FIG. 1A is a block diagram showing an example of an SSD 100, in accordance with the present disclosure. SSDs may use standard read instructions (e.g., a READ or READ PAGE instruction) to perform a read of a memory cell at a default threshold voltage within a threshold voltage region defining a bit of the memory cell. Single Level Cell (SLC) flash memory devices store a single bit of information in each cell and only require a read in a single threshold voltage region (the threshold voltage region is the region that extends between the center of the voltage distribution for a 1 and the center of the voltage distribution for a 0) to identify the value of a bit (whether the cell is storing a 1 or a 0). Multi-level cell (MLC) flash memory devices store two bits of information in each cell, triple level cell (TLC) flash memory devices store three bits of information in each cell, quad level cell (QLC) flash memory devices store four bits of information in each cell and penta level cell (PLC) flash memory devices store five bits of information in each cell.
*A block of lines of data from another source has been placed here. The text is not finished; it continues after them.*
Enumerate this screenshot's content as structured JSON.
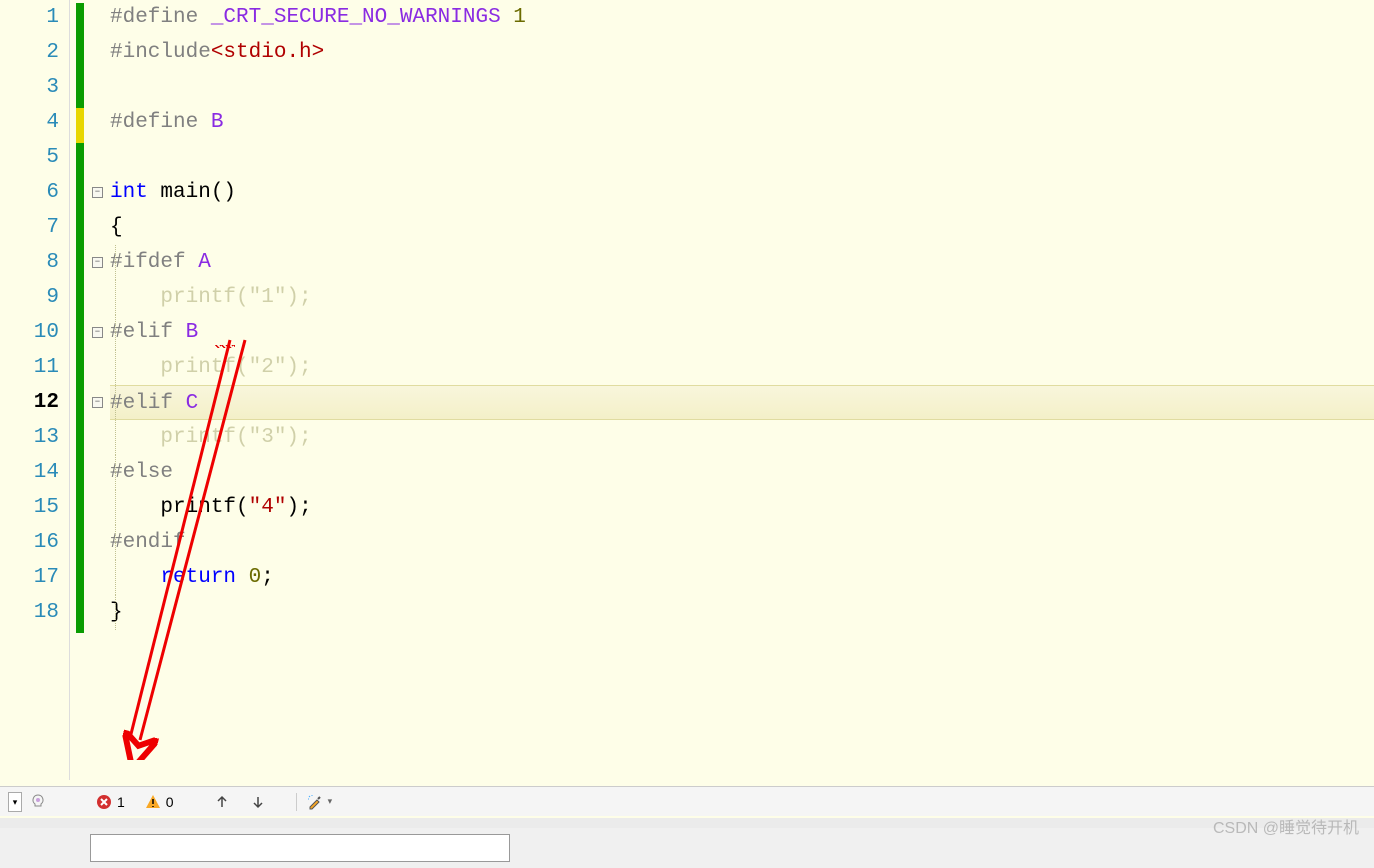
{
  "code": {
    "lines": [
      {
        "num": "1",
        "tokens": [
          {
            "t": "#define ",
            "c": "gray"
          },
          {
            "t": "_CRT_SECURE_NO_WARNINGS",
            "c": "purple"
          },
          {
            "t": " ",
            "c": "black"
          },
          {
            "t": "1",
            "c": "olive"
          }
        ]
      },
      {
        "num": "2",
        "tokens": [
          {
            "t": "#include",
            "c": "gray"
          },
          {
            "t": "<stdio.h>",
            "c": "red"
          }
        ]
      },
      {
        "num": "3",
        "tokens": []
      },
      {
        "num": "4",
        "tokens": [
          {
            "t": "#define ",
            "c": "gray"
          },
          {
            "t": "B",
            "c": "purple"
          }
        ]
      },
      {
        "num": "5",
        "tokens": []
      },
      {
        "num": "6",
        "fold": true,
        "tokens": [
          {
            "t": "int",
            "c": "blue"
          },
          {
            "t": " main()",
            "c": "black"
          }
        ]
      },
      {
        "num": "7",
        "tokens": [
          {
            "t": "{",
            "c": "black"
          }
        ]
      },
      {
        "num": "8",
        "fold": true,
        "tokens": [
          {
            "t": "#ifdef ",
            "c": "gray"
          },
          {
            "t": "A",
            "c": "purple"
          }
        ]
      },
      {
        "num": "9",
        "dim": true,
        "tokens": [
          {
            "t": "    printf(\"1\");",
            "c": "dim"
          }
        ]
      },
      {
        "num": "10",
        "fold": true,
        "tokens": [
          {
            "t": "#elif ",
            "c": "gray"
          },
          {
            "t": "B",
            "c": "purple"
          }
        ],
        "error": true
      },
      {
        "num": "11",
        "dim": true,
        "tokens": [
          {
            "t": "    printf(\"2\");",
            "c": "dim"
          }
        ]
      },
      {
        "num": "12",
        "fold": true,
        "current": true,
        "tokens": [
          {
            "t": "#elif ",
            "c": "gray"
          },
          {
            "t": "C",
            "c": "purple"
          }
        ]
      },
      {
        "num": "13",
        "dim": true,
        "tokens": [
          {
            "t": "    printf(\"3\");",
            "c": "dim"
          }
        ]
      },
      {
        "num": "14",
        "tokens": [
          {
            "t": "#else",
            "c": "gray"
          }
        ]
      },
      {
        "num": "15",
        "tokens": [
          {
            "t": "    printf",
            "c": "black"
          },
          {
            "t": "(",
            "c": "black"
          },
          {
            "t": "\"4\"",
            "c": "red"
          },
          {
            "t": ")",
            "c": "black"
          },
          {
            "t": ";",
            "c": "black"
          }
        ]
      },
      {
        "num": "16",
        "tokens": [
          {
            "t": "#endif",
            "c": "gray"
          }
        ]
      },
      {
        "num": "17",
        "tokens": [
          {
            "t": "    ",
            "c": "black"
          },
          {
            "t": "return",
            "c": "blue"
          },
          {
            "t": " ",
            "c": "black"
          },
          {
            "t": "0",
            "c": "olive"
          },
          {
            "t": ";",
            "c": "black"
          }
        ]
      },
      {
        "num": "18",
        "tokens": [
          {
            "t": "}",
            "c": "black"
          }
        ]
      }
    ]
  },
  "status": {
    "errors": "1",
    "warnings": "0"
  },
  "watermark": "CSDN @睡觉待开机"
}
Some SSDs use threshold-voltage-shift reads for reading flash memory devices to obtain low levels of Uncorrectable Bit Error Rate (UBER) required for client and enterprise SSD's. Threshold-voltage-shift reads are performed by sending a threshold-voltage-shift read instruction to a flash memory device that is to be read. One or more threshold-Voltage-Shift Offset (TVSO) values are sent with the threshold-voltage-shift read instruction. The TVSO value indicates the amount by which the threshold voltage that is used to perform the read is to be offset from a corresponding default threshold voltage that is specified by the manufacturer of the flash memory device. Threshold-voltage-shift read instructions for MLC, TLC, QLC and PLC flash memory devices require that multiple TVSO values be sent to the flash memory device in order to perform each read.

The SSD 100 is shown in FIG. 1A to include an SSD controller 102 coupled to a plurality of flash memory devices 104 for storing data. In some embodiments, the flash memory devices 104 are NAND devices and the SSD 100 includes one or more circuit boards onto which a host connector receptacle 106, the SSD controller 102, and the flash memory devices 104 are attached. The SSD 100 may also include one or more memory devices 108, such as a Dynamic Random Access Memory (DRAM), that may be a separate integrated circuit device attached to the one or more circuit boards, and is electrically coupled to the SSD controller 102.

The SSD controller 102 is configured to receive read and write instructions from a host computer through the host connector receptacle 106, and to perform program operations, erase operations, and read operations on memory cells of flash memory devices 104 to complete the instructions from the host computer. For example, upon receiving a write instruction from the host computer via host connector receptacle 106, the SSD controller 102 is operable to store data in the SSD 100 by performing program operations (and when required, erase operations) to program codewords into on one or more flash memory devices 104. As used herein, a codeword may refer to information that may be used to encode and correct errors in data stored on one or more flash memory devices 104.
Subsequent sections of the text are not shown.